I ask this question because in my travels through Australia- I’ve been confronted with this question and I’d be lying of if I didn’t admit that much of my free time is consumed turning the idea over in my head- like a baker kneading dough trying to find just the right consistency.

I’ll explain a little bit about myself though, I’m a 24-year-old Fijian male, 6 foot, blonde hair blue eyes- ok so i’m lying on that bit- I’m actually 23 lol.

My culture is something I am immensely proud of- even though I may not be as familiar with it as I should be.

Just the fact that I know I have an identity, a place, just the knowledge that my grandfather  and his grandfather before him all practiced and passed down the traditions that I am blessed with today.

And the cultural effects from mining is what I’m currently soaking up.

As part of this Mining, Media and Development Fellowship with the APJC- we are required to look at all the effects of mining- environmental, business, political and cultural.

And after a few sessions hearing from different speakers on the cultural effects of mining I started to think- Is my culture robbing women and young men of their voices when it comes to deciding whether or not to allow mining on indigenous land.

For those of you who don’t understand, let me explain.The Fijian culture is patriarchal.
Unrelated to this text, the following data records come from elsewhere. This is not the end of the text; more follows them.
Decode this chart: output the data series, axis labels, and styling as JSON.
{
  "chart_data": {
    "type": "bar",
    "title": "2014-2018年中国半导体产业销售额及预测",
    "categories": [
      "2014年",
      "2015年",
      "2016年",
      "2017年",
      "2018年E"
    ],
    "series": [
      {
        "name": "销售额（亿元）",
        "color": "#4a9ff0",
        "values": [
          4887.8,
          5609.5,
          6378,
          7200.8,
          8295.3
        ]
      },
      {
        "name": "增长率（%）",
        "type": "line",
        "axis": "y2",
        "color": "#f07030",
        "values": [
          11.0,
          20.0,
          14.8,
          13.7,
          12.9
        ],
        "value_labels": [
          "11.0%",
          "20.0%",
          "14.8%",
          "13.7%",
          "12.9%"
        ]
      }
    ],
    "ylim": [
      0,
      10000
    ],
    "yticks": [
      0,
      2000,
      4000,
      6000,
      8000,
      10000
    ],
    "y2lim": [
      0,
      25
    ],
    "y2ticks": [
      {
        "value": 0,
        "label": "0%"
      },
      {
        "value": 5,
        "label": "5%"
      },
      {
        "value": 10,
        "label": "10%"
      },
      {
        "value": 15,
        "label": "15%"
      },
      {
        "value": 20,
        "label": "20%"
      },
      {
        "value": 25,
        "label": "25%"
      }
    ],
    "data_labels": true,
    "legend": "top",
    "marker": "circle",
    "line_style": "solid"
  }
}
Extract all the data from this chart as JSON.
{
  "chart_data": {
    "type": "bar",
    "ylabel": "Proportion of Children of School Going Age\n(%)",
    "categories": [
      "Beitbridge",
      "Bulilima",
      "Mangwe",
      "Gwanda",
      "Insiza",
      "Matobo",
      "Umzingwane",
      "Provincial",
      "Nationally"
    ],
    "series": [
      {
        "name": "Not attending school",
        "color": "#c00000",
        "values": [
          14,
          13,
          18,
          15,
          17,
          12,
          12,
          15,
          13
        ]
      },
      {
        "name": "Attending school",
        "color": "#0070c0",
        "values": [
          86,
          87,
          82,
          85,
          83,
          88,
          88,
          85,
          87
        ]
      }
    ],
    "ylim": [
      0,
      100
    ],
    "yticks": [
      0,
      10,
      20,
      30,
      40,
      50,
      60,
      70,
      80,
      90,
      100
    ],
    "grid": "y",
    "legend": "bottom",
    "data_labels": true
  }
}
The men make the decisions, their voices carry weight in village discussions. They sit at the top of the table and they drink the first bowl of Kava in formal ceremonies.

Women and young men- to put it politely- do not carry as much weight with their opinions.Unless of course they are chiefs in their own right.

That’s the way it’s been since the time of my grandfather and his grandfather before him.

Now when the newest mine in Fiji began to seek landowners approval for use of their land- the decision making process went straight to the Mataqali- or land owning units which of course are headed by men.

And two days before I came to Australia I listened to a panel that was convened to talk about mining in Fiji, one of the speakers presented a few statistics on the new mine.

The statistics showed how young men and women were marginalised when it came to the decision making process for giving mining companies permission to mine on THEIR land.

A survey conducted on a portion of the community showed that a staggering 76 per cent felt they were not included in the process- even though the mining operations would affect all in the area.

A further 15 per cent of 500 villagers surveyed had no idea what an EIA was.

Add to this the fact  that Indians -who had also settled nearby and would feel the effects just as equally-were not consulted- simply because they were not part of the landowning group.

Now back then it didn’t seem that wrong to me- I remember thinking ‘Well tough luck guys but that’s the way the cookie crumbles.

But now I wonder- can the mining consultation process with a community actually be participatory when the culture present in the community is the exact opposite.

And this thought occurred to me during an APJC organised excursion to the Melbourne Writers Festival to catch a session on Tradition and Development.

They were talking about including the views of a community when deciding about aid for development- yes I know it’s not mining but the same principle applies.

Basically can we justify a development decision that includes the views of an indigenous community when the culture present is not a consultative one to begin with?

Am i making sense here?

With regards to our culture- have we gotten so used to doing things one way that we are actually passing off the injustices that arise because of it- as acceptable?

And to go even further do we know the finer details of why our culture is as it is? Or are we practising our culture for culture’s sake?

I’ll be honest I don’t know the answer to ALL the questions I’ve raised here – my feeling is that if we concede on on aspect of our culture then we place ourselves on a slippery slope.

And also these damn rose tinted glasses refuse to come off.

But then are we risking destroying ourselves as a society- from the inside out by not conceding on the negatives?

For my grandfather and his grandfather before him- I hope we find our answers very soon.